假山绿植,旁人看来都是高雅的意境,白羌只觉得无趣生硬。
呼延清怜不在,瑶竺也不太爱搭理白羌,只叮嘱她在小姐的东院逛逛,莫要去西边的院子。
白羌本无意冒犯,奈何院子长廊弯曲,她无知无觉地也就走到了整座府邸的西边。
她路过一个院子门口,只听见几声剧烈的咳嗽。
“主子,喝些药吧。”隐隐约约的声音传来,白羌驻足在门外。
白羌自己也意识到她迷路了,想着要不然就敲个门,问个路。
可是她的手还没抬起叩门,门从内拉开了,站在门口的,是个孱弱的男子。
他长发如瀑,披散肩头,秀眉低压,竟有些女子的秀美。
那男人抬头望见门外站着一个素衣女子,神色淡漠,瞳色如渗墨般漆黑。
白羌余光瞥见他身后的院子内种植了绿竹,将整个院子的光遮得严严实实。
“我只是路过。
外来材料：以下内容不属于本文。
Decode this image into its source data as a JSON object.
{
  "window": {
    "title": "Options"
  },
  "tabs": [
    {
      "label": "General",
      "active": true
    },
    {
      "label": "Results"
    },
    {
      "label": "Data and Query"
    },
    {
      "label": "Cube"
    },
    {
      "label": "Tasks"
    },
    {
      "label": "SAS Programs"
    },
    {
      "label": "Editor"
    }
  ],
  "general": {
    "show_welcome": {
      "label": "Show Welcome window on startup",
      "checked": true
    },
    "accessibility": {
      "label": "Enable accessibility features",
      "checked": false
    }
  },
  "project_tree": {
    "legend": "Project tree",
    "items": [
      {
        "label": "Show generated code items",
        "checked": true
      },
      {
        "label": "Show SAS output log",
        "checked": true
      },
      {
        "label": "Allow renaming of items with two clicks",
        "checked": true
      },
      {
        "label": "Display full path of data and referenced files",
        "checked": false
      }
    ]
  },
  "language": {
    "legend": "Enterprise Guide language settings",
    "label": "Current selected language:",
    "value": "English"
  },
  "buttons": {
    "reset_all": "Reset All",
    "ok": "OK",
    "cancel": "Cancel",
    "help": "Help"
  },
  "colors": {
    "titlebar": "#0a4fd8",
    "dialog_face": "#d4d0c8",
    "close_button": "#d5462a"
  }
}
”
那男子眼帘如扇,轻轻眨着眼,长睫翕动。
声线低哑得比她想象中得还要沉,像是数十年未曾踏足的破败屋内的开门的吱呀一声,让人不禁蹙眉。
“你,不是府内的人。”
白羌的神色始终淡淡的,没有任何的探究与抵触,眼神就轻飘飘得如秋叶飘在湖面。
“嗯。我是呼延清怜相邀过府的……”白羌一时未能想到合适能够代表自己身份的词语,顿住。
那男子垂着头,槁木般的五指扶着门,一阵风吹过捎起他泼墨的长发,他皱着眉头用另一只手捂着唇轻咳。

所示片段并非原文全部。